Hacker News new | ask | show | jobs
by macspoofing 633 days ago
>While Redis is "fast" in comparison to traditional RDBMS, it's still a database that you have to manage connections, memory, processes, etc., which introduces more brittleness into the stack (the opposite of what we're trying to achieve).

Every database, Relational or Nonrelational, requires approximately the same level of management and maintenance when you start dealing with non-toy levels of transactions.

The "Fast" part is a little funny. If you don't care about joins, then row inserts and retrievals are pretty damn fast too =)

3 comments

> The "Fast" part is a little funny. If you don't care about joins, then row inserts and retrievals are pretty damn fast too =)

What makes SQLite exceptionally fast in a server environment is that you do not require a network call to do the query or even retrieve the data. Your remarks about joins and transactions are meaningless once you understand you're just reading stuff from your very own local HD, which is already orders of magnitude faster.

You can connect to Redis over a local socket, no network overhead.

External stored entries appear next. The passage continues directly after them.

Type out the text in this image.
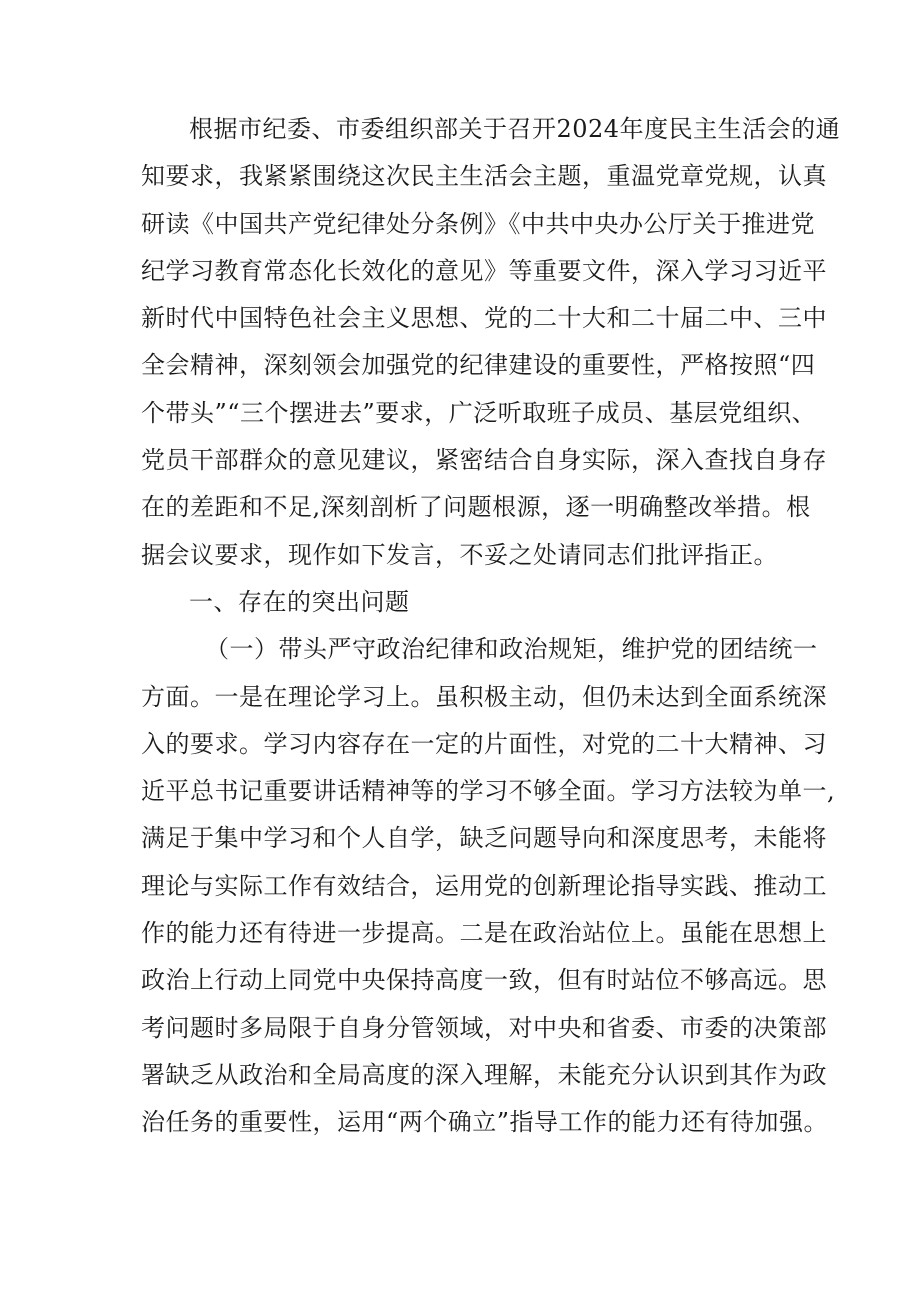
根据市纪委、市委组织部关于召开2024年度民主生活会的通
知要求，我紧紧围绕这次民主生活会主题，重温党章党规，认真
研读《中国共产党纪律处分条例》《中共中央办公厅关于推进党
纪学习教育常态化长效化的意见》等重要文件，深入学习习近平
新时代中国特色社会主义思想、党的二十大和二十届二中、三中
全会精神，深刻领会加强党的纪律建设的重要性，严格按照“四
个带头”“三个摆进去”要求，广泛听取班子成员、基层党组织、
党员干部群众的意见建议，紧密结合自身实际，深入查找自身存
在的差距和不足,深刻剖析了问题根源，逐一明确整改举措。根
据会议要求，现作如下发言，不妥之处请同志们批评指正。

一、存在的突出问题

（一）带头严守政治纪律和政治规矩，维护党的团结统一
方面。一是在理论学习上。虽积极主动，但仍未达到全面系统深
入的要求。学习内容存在一定的片面性，对党的二十大精神、习
近平总书记重要讲话精神等的学习不够全面。学习方法较为单一,
满足于集中学习和个人自学，缺乏问题导向和深度思考，未能将
理论与实际工作有效结合，运用党的创新理论指导实践、推动工
作的能力还有待进一步提高。二是在政治站位上。虽能在思想上
政治上行动上同党中央保持高度一致，但有时站位不够高远。思
考问题时多局限于自身分管领域，对中央和省委、市委的决策部
署缺乏从政治和全局高度的深入理解，未能充分认识到其作为政
治任务的重要性，运用“两个确立”指导工作的能力还有待加强。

Modern cloud architecture hates local sockets and wants to push everything to the network, but if you care about performance and are using Redis, that’s how you’d favor deploying & connecting to it.

> You can connect to Redis over a local socket, no network overhead.

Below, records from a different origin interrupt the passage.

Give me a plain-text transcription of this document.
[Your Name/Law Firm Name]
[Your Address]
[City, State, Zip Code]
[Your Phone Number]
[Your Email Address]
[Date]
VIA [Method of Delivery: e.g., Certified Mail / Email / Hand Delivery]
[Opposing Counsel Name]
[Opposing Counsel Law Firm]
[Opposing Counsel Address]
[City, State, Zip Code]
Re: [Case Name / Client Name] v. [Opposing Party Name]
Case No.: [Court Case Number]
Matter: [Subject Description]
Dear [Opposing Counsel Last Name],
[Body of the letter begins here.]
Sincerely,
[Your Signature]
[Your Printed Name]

I think at some point we need to stop and think about the problem, and if an idea makes sense.

Even Redis has a disclaimer in their docs on how SQLite is faster due to the way it does not require network calls. The docs also explain how it's an apples-to-oranges comparison.

https://redis.io/docs/latest/operate/oss_and_stack/managemen...

(Nit: redis incurs at least IPC overhead, not necessarily network, which would be a ton worse—but if you’re not using Redis for IPC then I don’t know why you’re using it, so IPC overhead goes with the territory)

Redis is best for “smart” shared-memory-type resources. Queues that manage themselves, cache or locks or sessions with built-in expiration, that kind of thing. Shared smart logic for heterogenous same-host clients via extensions.

Remote Redis has never made much sense to me. Clustered-mode, sure, potentially, but with remote clients as the primary method of connection? No. It’s a really good (excellent, even) product but its sweet-spot is pretty narrow (even if the need is common) and basically nonexistent in now-typical container-heavy no-two-resources-are-required-to-be-on-the-same-actual-hardware situations.

SQLite has its vacuum operation, which is kind-of like running a garbage collection. Every time I read the docs about when to run a vacuum, I end up confused.

The last time I shipped an application on SQLite, I ended up just using a counter and vacuuming after a large number of write operations.

HashBackup author here, been using SQLite for about 15 years.

Doing a vacuum after a large number of deletes might make sense. The only real purpose of vacuum IMO is to recover free space from a database. Vacuum may also optimize certain access patterns for a short while, though I have never tested this, and it would be highly dependent on the queries used. If fragmentation is a bigger concern for you than recovering free space, you can also compute the fragmentation to decide whether to vacuum by using the dbstat table:

https://www.sqlite.org/dbstat.html

Then again, computing this will require accessing most of the database pages I'm guessing, so might take nearly as long as a vacuum. The other gotcha here is that just because db pages appear to be sequential in a file doesn't mean they are sequential on a physical drive, though filesystems do strive for that.

SQLite has pragma commands to tell you the number of total and free db pages. When the percentage of free pages is greater than x% and it's a convenient time, do a vacuum. For a highly volatile db, you can add a table containing this percentage, update it every day, and make your decision based on an average, but IMO it's easier just to check for more than 50% free (or whatever) and do the vacuum.

Vacuums used to be (circa 2019) pretty slow operations, but the SQLite team has sped them up greatly since then. Vacuuming a 3GB SQLite db on a SSD takes less than a minute these days. That's with the db 100% full; with only 50% used pages, it would be considerably faster.

Vacuums are done in a statement transaction, so you don't have to worry about a "half vacuum that runs out of disk space" screwing up your database.

> Every database, Relational or Nonrelational, requires approximately the same level of management and maintenance

I disagree with this statement. Surely there is a difference on the effort for "management and maintenance" if your database requires the operation of independent server processes.

Going to extreme examples, do you really believe it makes no difference whether you use SQLite or Oracle?